I quickly found that adding flax meal like I used to use for wheat-based cakes and muffins, worked as well as xanthan gum, if I used two tablespoons instead of one. That was easy. Then I started thinking about the proportions of starch to flour, and what was really necessary for good results. I had to ask myself what definition I was using for "good results". When using whole grain flours without gluten (like sorghum, millet, rice, etc.) the addition of starch is necessary; without starch GF baked goods would be heavy and gluey. But some of the flour mixes I was using had as much as 50% starch or as little as 1/3 starch. What was I trying to accomplish? Was I after the Wonder Bread of cake? Even when I ate gluten, I wasn't drawn to lighter than air versions of baked goods. Before I was vegan or vegetarian, I was a 'health nut', so to speak. I ate a whole foods diet, and that included whole grain baked goods — I needed to get a grip, and figure out the flour/starch ratios. I wasn't trying to reproduce the Standard American Diet white cake, after all. In the square cake above, I've used 1-1/4 cups of flour to 1/4 cup of starch, and the texture was just as I like it. The amount of sugar still seems high to me, especially in light of the chocolate chips, but most people seem to prefer sweet cakes. Sometimes I use Bob's Red Mill GF baking mix and substitute 1/3 to 1/2 cup of GF flour like almond or oat for an equal amount of Bob's mix to reduce the starch ratio — almond flour and oat flour seem to produce the best cakes for me. It always seems to work fine.

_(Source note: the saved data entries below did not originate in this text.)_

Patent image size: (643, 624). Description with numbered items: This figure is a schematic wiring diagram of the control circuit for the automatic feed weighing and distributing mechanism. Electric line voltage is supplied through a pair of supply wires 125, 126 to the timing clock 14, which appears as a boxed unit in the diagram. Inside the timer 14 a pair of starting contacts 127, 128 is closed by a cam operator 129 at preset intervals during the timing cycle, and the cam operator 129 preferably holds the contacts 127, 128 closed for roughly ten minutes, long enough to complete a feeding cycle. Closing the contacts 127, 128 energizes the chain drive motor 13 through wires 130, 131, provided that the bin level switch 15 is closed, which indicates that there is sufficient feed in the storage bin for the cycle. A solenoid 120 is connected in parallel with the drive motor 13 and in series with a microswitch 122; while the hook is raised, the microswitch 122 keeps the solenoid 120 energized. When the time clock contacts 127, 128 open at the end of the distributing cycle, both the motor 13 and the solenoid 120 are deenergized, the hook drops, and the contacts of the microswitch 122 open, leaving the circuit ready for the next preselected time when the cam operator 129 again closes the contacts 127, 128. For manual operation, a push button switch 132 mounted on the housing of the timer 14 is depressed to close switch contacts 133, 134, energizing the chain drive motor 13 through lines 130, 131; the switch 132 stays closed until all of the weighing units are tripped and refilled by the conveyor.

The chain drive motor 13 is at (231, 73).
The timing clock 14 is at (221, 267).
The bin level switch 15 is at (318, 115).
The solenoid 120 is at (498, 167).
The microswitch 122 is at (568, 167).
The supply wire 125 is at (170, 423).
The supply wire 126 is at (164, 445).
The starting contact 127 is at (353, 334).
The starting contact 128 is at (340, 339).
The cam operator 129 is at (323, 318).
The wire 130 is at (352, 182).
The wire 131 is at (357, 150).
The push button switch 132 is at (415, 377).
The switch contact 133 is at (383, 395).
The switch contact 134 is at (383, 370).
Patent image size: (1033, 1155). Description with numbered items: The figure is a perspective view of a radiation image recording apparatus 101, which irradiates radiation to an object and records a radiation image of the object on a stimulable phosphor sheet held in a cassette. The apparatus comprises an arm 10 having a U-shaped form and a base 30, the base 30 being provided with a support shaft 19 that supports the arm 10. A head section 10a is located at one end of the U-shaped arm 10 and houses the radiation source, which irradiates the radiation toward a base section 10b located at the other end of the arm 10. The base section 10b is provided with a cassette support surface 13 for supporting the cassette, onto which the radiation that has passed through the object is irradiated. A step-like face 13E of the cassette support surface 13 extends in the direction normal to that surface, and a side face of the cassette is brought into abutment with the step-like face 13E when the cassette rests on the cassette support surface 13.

I'm only talking about cakes, muffins, cookies, pancakes and waffles — yeast bread is entirely different, and I've barely tried to bake bread. I've successfully make pizza crust using a high-starch and xanthan gum recipe, but haven't tried many other recipes, and haven't tried changing flour/starch ratios. I used to bake great sourdough and whole grain breads, but GF breads scare me. I'd like to have one good bread recipe for the rare occasion when I'm really missing bread. Any suggestions?